World's biggest 'black box' hunt: 6 days to find or 'silence' forever

A picture taken off a computer monitor shows a piece of unknown debris floating just under the water from a Royal New Zealand P3 Orion while it searches for missing Malaysia Airlines flight MH370, over the Indian Ocean on March 31, 2014. No time limit will be imposed on the search for MH370 because the world deserves to know what happened, Australian Prime MinisterTony Abbott said, as a ship equipped to locate the plane's "black box" prepared to set sail. (AFP)

Published
By Agencies

Authorities were racing the clock Tuesday to find the "black box" of missing Flight MH370 before its signal goes silent, as Malaysia admitted it got the last words from the cockpit of the doomed plane wrong.

Australian vessel Ocean Shield, fitted with a US-supplied black box detector known as a "towed pinger locator" left Perth Monday but is expected to take up to three days to reach the search zone in the remote southern Indian Ocean.

A black box signal usually lasts only about 30 days and fears are mounting that time will run out, after the Malaysian Airlines plane carrying 239 people veered off course and vanished on March 8.

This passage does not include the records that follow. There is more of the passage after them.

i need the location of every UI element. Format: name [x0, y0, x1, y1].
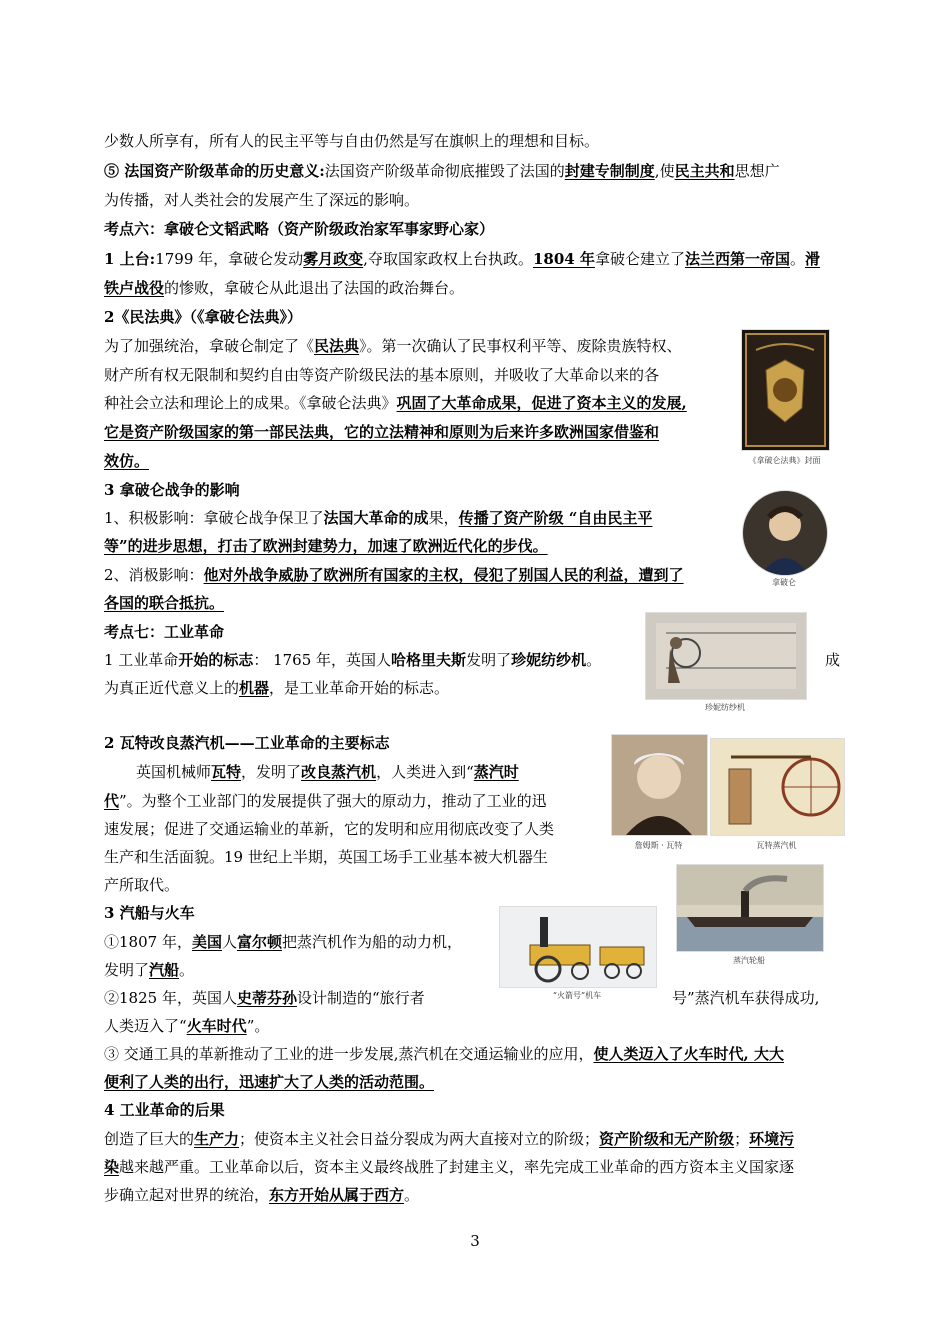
image-caption: 瓦特蒸汽机: [756, 841, 797, 850]
section-heading: 3 拿破仑战争的影响: [104, 481, 240, 499]
text-line: 为传播，对人类社会的发展产生了深远的影响。: [104, 191, 420, 209]
text-line: 代”。为整个工业部门的发展提供了强大的原动力，推动了工业的迅: [104, 792, 547, 810]
text-line: 1 工业革命开始的标志： 1765 年，英国人哈格里夫斯发明了珍妮纺纱机。: [104, 651, 602, 669]
text-line: ③ 交通工具的革新推动了工业的进一步发展,蒸汽机在交通运输业的应用，使人类迈入了火车时代, 大大: [104, 1045, 784, 1063]
steam-engine-icon: [711, 739, 844, 835]
text-line: 为真正近代意义上的机器，是工业革命开始的标志。: [104, 679, 450, 697]
text-line: 1、积极影响：拿破仑战争保卫了法国大革命的成果，传播了资产阶级 “自由民主平: [104, 509, 653, 527]
text-line: 2、消极影响：他对外战争威胁了欧洲所有国家的主权，侵犯了别国人民的利益，遭到了: [104, 566, 684, 584]
section-heading: 考点六：拿破仑文韬武略（资产阶级政治家军事家野心家）: [104, 220, 495, 238]
spinning-machine-icon: [646, 613, 806, 699]
text-line: 发明了汽船。: [104, 961, 195, 979]
text-line: 效仿。: [104, 452, 150, 470]
rocket-locomotive-image: [499, 906, 657, 988]
text-line: 为了加强统治，拿破仑制定了《民法典》。第一次确认了民事权利平等、废除贵族特权、: [104, 337, 682, 355]
text-line: 1 上台:1799 年，拿破仑发动雾月政变,夺取国家政权上台执政。1804 年拿破仑建立了法兰西第一帝国。滑: [104, 250, 820, 268]
watt-steam-engine-image: [710, 738, 845, 836]
text-line: 便利了人类的出行，迅速扩大了人类的活动范围。: [104, 1073, 435, 1091]
text-line: 产所取代。: [104, 876, 180, 894]
section-heading: 考点七：工业革命: [104, 623, 225, 641]
portrait-icon: [743, 491, 827, 575]
portrait-icon: [612, 735, 707, 835]
text-line: 人类迈入了“火车时代”。: [104, 1017, 270, 1035]
text-line: 生产和生活面貌。19 世纪上半期，英国工场手工业基本被大机器生: [104, 848, 548, 866]
section-heading: 4 工业革命的后果: [104, 1101, 225, 1119]
page-number: 3: [470, 1232, 480, 1250]
crest-icon: [742, 330, 829, 450]
section-heading: 2 瓦特改良蒸汽机——工业革命的主要标志: [104, 734, 390, 752]
james-watt-portrait-image: [611, 734, 708, 836]
image-caption: “火箭号”机车: [552, 991, 602, 1000]
text-line: 创造了巨大的生产力；使资本主义社会日益分裂成为两大直接对立的阶级；资产阶级和无产阶级；环境污: [104, 1130, 795, 1148]
text-line: 各国的联合抵抗。: [104, 594, 225, 612]
napoleon-portrait-image: [742, 490, 828, 576]
section-heading: 2《民法典》（《拿破仑法典》）: [104, 308, 302, 326]
image-caption: 拿破仑: [772, 578, 796, 587]
image-caption: 詹姆斯 · 瓦特: [634, 841, 683, 850]
spinning-jenny-image: [645, 612, 807, 700]
napoleonic-code-cover-image: [741, 329, 830, 451]
section-heading: 3 汽船与火车: [104, 904, 195, 922]
text-line: 财产所有权无限制和契约自由等资产阶级民法的基本原则，并吸收了大革命以来的各: [104, 366, 660, 384]
text-line: 英国机械师瓦特，发明了改良蒸汽机，人类进入到“蒸汽时: [136, 763, 519, 781]
image-caption: 珍妮纺纱机: [705, 703, 745, 712]
text-line: 铁卢战役的惨败，拿破仑从此退出了法国的政治舞台。: [104, 279, 465, 297]
text-line: 少数人所享有，所有人的民主平等与自由仍然是写在旗帜上的理想和目标。: [104, 132, 600, 150]
image-caption: 《拿破仑法典》封面: [748, 456, 821, 465]
steamship-icon: [677, 865, 823, 951]
text-line: 它是资产阶级国家的第一部民法典，它的立法精神和原则为后来许多欧洲国家借鉴和: [104, 423, 660, 441]
text-line: 步确立起对世界的统治，东方开始从属于西方。: [104, 1186, 420, 1204]
text-line: ②1825 年，英国人史蒂芬孙设计制造的“旅行者: [104, 989, 425, 1007]
locomotive-icon: [500, 907, 656, 987]
text-line: 染越来越严重。工业革命以后，资本主义最终战胜了封建主义，率先完成工业革命的西方资本主义国家逐: [104, 1158, 795, 1176]
text-line: 号”蒸汽机车获得成功,: [672, 989, 820, 1007]
text-line: 等”的进步思想，打击了欧洲封建势力，加速了欧洲近代化的步伐。: [104, 537, 548, 555]
text-line: 种社会立法和理论上的成果。《拿破仑法典》巩固了大革命成果，促进了资本主义的发展,: [104, 394, 687, 412]
image-caption: 蒸汽轮船: [733, 956, 765, 965]
steamship-image: [676, 864, 824, 952]
text-line: ①1807 年，美国人富尔顿把蒸汽机作为船的动力机，: [104, 933, 463, 951]
text-line: ⑤ 法国资产阶级革命的历史意义:法国资产阶级革命彻底摧毁了法国的封建专制制度,使民主共和思想广: [104, 162, 780, 180]
text-line: 成: [825, 651, 841, 669]
text-line: 速发展；促进了交通运输业的革新，它的发明和应用彻底改变了人类: [104, 820, 555, 838]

Australian Defence Minister David Johnston admitted there was only a slim chance it would be found as debris needs to be positively identified first to nail down a crash site.

"We've got about a week (left), but it depends on the temperature of the water and water depth and pressure as to how long the battery power will last," he told national radio.

Authorities are scouring a massive expanse of ocean for clues and even if the zone is narrowed down, Ocean Shield must tow the equipment at just five kilometres per hour (3.1 mph) for the pinger to be able to pick up a signal.

Despite a far-reaching multinational search of the vast and desolate seas nothing has yet been identified, with repeated sightings of objects turning out to be fishing gear or flotsam.

If floating MH370 debris is eventually found, authorities plan to analyse recent weather patterns and ocean currents to determine where the plane went down.

Malaysia believes the flight, en route from Kuala Lumpur to Beijing, was deliberately diverted by someone on board and that satellite data indicates it crashed in the Indian Ocean.